One thing to be careful of, don't test a gun against surfers if you want to know how good it is. In fact, if you gun is good at hitting surfers, chances are it will be pretty miserable at hitting regular random movement. Rather test against RaikoMicro, and check what CunobelinDC got in the rumble as a comparison.
Edit: I misread that, it shouldn't have problems with different bits being worth different amounts, although you're limited to 8 values per attribute, if you want to stick 4 in an
int. Gray codes should still work, and give you much finer granularity.
Yes, it does work just fine, and you weight the importance of the dimensions just as you would with doubles, just having some slight issue with granularity when only a small number is available. I had 11 for latv, which is fine, but for the weighting I wanted only needed 2 or 3 for distance, but that would have been a granularity of 500 or 300 which is a little too coarse so I compromised on 4 bits.
The gray codes do not work for the simplistic XOR/bitcount mechanic and computing gray->binary looks expensive, so even if I could solve the math it probably wouldn't help.
If it's not too much codesize, maybe this would be faster?
Not sure if it would be faster, but in any case codesize will be an issue, so adding any but the most trivial function is probably not feasible.
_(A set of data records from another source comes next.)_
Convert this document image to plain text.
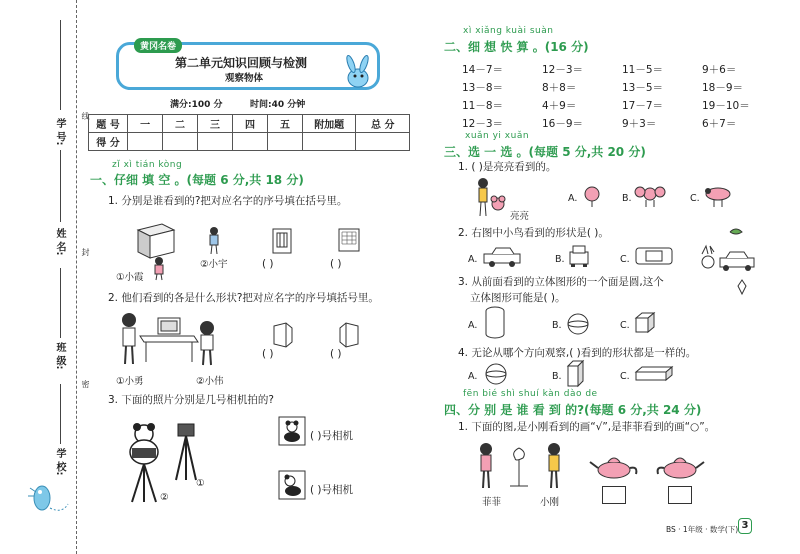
线
封
密
学 号:
姓 名:
班 级:
学 校:
黄冈名卷
第二单元知识回顾与检测
观察物体
满分:100 分	时间:40 分钟
题 号	一	二	三	四	五	附加题	总 分
得 分							
zǐ xì tián kòng
一、仔细 填 空 。(每题 6 分,共 18 分)
1. 分别是谁看到的?把对应名字的序号填在括号里。
①小霞
②小宇	( )	( )
2. 他们看到的各是什么形状?把对应名字的序号填括号里。
①小勇	②小伟
( )	( )
3. 下面的照片分别是几号相机拍的?
②
①
( )号相机
( )号相机
xì xiǎng kuài suàn
二、细 想 快 算 。(16 分)
14－7＝	12－3＝	11－5＝	9＋6＝
13－8＝	8＋8＝	13－5＝	18－9＝
11－8＝	4＋9＝	17－7＝	19－10＝
12－3＝	16－9＝	9＋3＝	6＋7＝
xuǎn yi xuǎn
三、选 一 选 。(每题 5 分,共 20 分)
1. ( )是亮亮看到的。
亮亮
A.	B.	C.
2. 右图中小鸟看到的形状是( )。
A.	B.	C.
3. 从前面看到的立体图形的一个面是圆,这个
立体图形可能是( )。
A.	B.	C.
4. 无论从哪个方向观察,( )看到的形状都是一样的。
A.	B.	C.
fēn bié shì shuí kàn dào de
四、分 别 是 谁 看 到 的?(每题 6 分,共 24 分)
1. 下面的图,是小刚看到的画“√”,是菲菲看到的画“○”。
菲菲	小刚
BS · 1年级 · 数学(下) 3
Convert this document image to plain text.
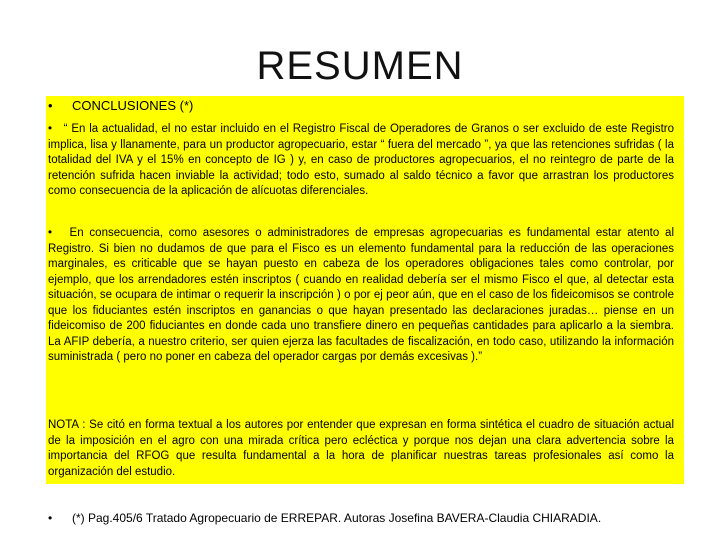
RESUMEN
• CONCLUSIONES (*)
• “ En la actualidad, el no estar incluido en el Registro Fiscal de Operadores de Granos o ser excluido de este Registro implica, lisa y llanamente, para un productor agropecuario, estar “ fuera del mercado ”, ya que las retenciones sufridas ( la totalidad del IVA y el 15% en concepto de IG ) y, en caso de productores agropecuarios, el no reintegro de parte de la retención sufrida hacen inviable la actividad; todo esto, sumado al saldo técnico a favor que arrastran los productores como consecuencia de la aplicación de alícuotas diferenciales.
• En consecuencia, como asesores o administradores de empresas agropecuarias es fundamental estar atento al Registro. Si bien no dudamos de que para el Fisco es un elemento fundamental para la reducción de las operaciones marginales, es criticable que se hayan puesto en cabeza de los operadores obligaciones tales como controlar, por ejemplo, que los arrendadores estén inscriptos ( cuando en realidad debería ser el mismo Fisco el que, al detectar esta situación, se ocupara de intimar o requerir la inscripción ) o por ej peor aún, que en el caso de los fideicomisos se controle que los fiduciantes estén inscriptos en ganancias o que hayan presentado las declaraciones juradas… piense en un fideicomiso de 200 fiduciantes en donde cada uno transfiere dinero en pequeñas cantidades para aplicarlo a la siembra. La AFIP debería, a nuestro criterio, ser quien ejerza las facultades de fiscalización, en todo caso, utilizando la información suministrada ( pero no poner en cabeza del operador cargas por demás excesivas ).”
NOTA : Se citó en forma textual a los autores por entender que expresan en forma sintética el cuadro de situación actual de la imposición en el agro con una mirada crítica pero ecléctica y porque nos dejan una clara advertencia sobre la importancia del RFOG que resulta fundamental a la hora de planificar nuestras tareas profesionales así como la organización del estudio.
• (*) Pag.405/6 Tratado Agropecuario de ERREPAR. Autoras Josefina BAVERA-Claudia CHIARADIA.
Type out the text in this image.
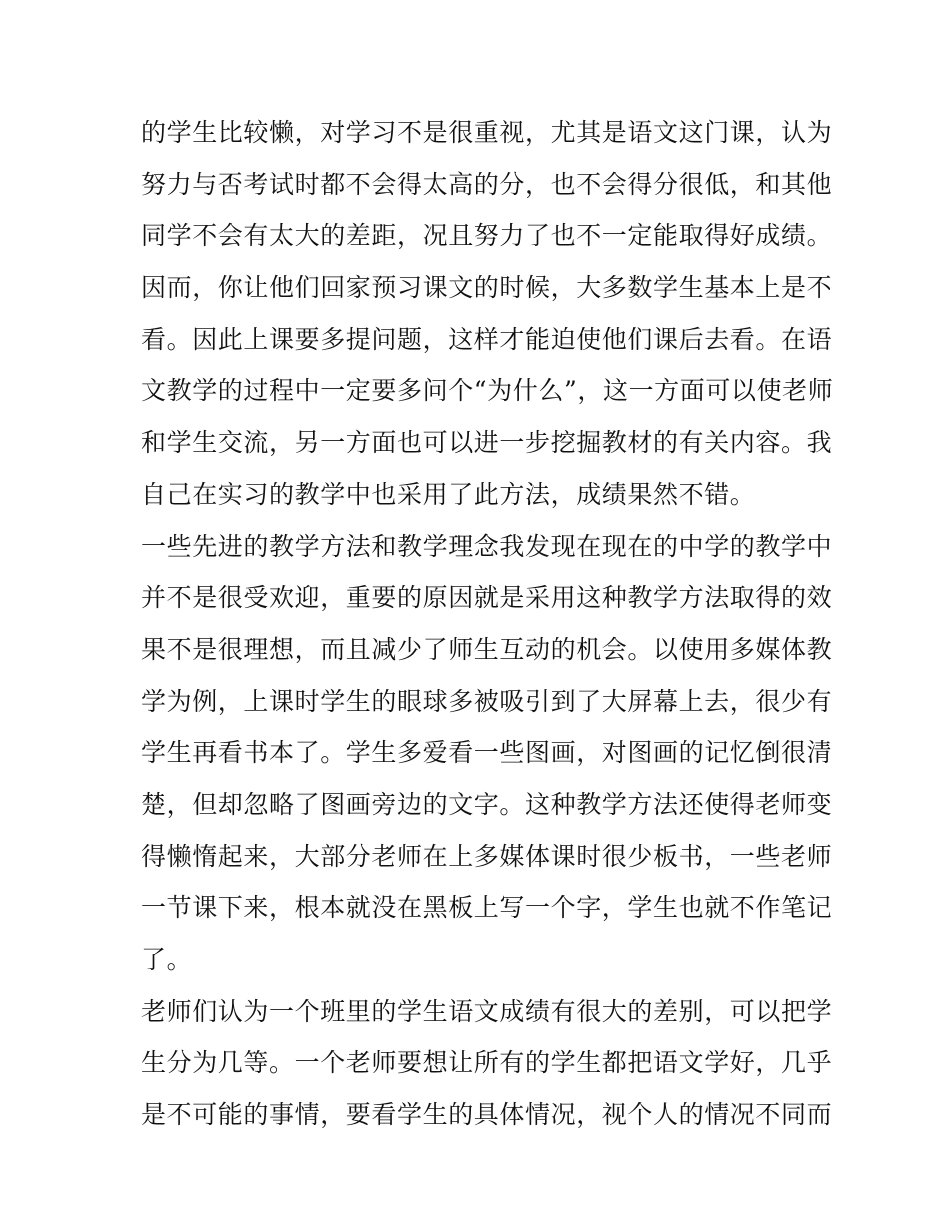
的学生比较懒，对学习不是很重视，尤其是语文这门课，认为
努力与否考试时都不会得太高的分，也不会得分很低，和其他
同学不会有太大的差距，况且努力了也不一定能取得好成绩。
因而，你让他们回家预习课文的时候，大多数学生基本上是不
看。因此上课要多提问题，这样才能迫使他们课后去看。在语
文教学的过程中一定要多问个“为什么”，这一方面可以使老师
和学生交流，另一方面也可以进一步挖掘教材的有关内容。我
自己在实习的教学中也采用了此方法，成绩果然不错。
一些先进的教学方法和教学理念我发现在现在的中学的教学中
并不是很受欢迎，重要的原因就是采用这种教学方法取得的效
果不是很理想，而且减少了师生互动的机会。以使用多媒体教
学为例，上课时学生的眼球多被吸引到了大屏幕上去，很少有
学生再看书本了。学生多爱看一些图画，对图画的记忆倒很清
楚，但却忽略了图画旁边的文字。这种教学方法还使得老师变
得懒惰起来，大部分老师在上多媒体课时很少板书，一些老师
一节课下来，根本就没在黑板上写一个字，学生也就不作笔记
了。
老师们认为一个班里的学生语文成绩有很大的差别，可以把学
生分为几等。一个老师要想让所有的学生都把语文学好，几乎
是不可能的事情，要看学生的具体情况，视个人的情况不同而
The only other idea which would be much faster is a lookup table, but that would be 4GB, and if you partitioned to byte or short to get the size sensible you get more codesize and slower performance.
As others have said, VCS and KNN have similar performance in their most advanced forms, but it's tough to compare what a low code size version of each would look like. But it is worth considering the performance of Komarious vs CunobelinDC (aka Toorkild) guns in the TCRM. Komari's gun is way stronger, but we can see how much that matters in the rumble. :-)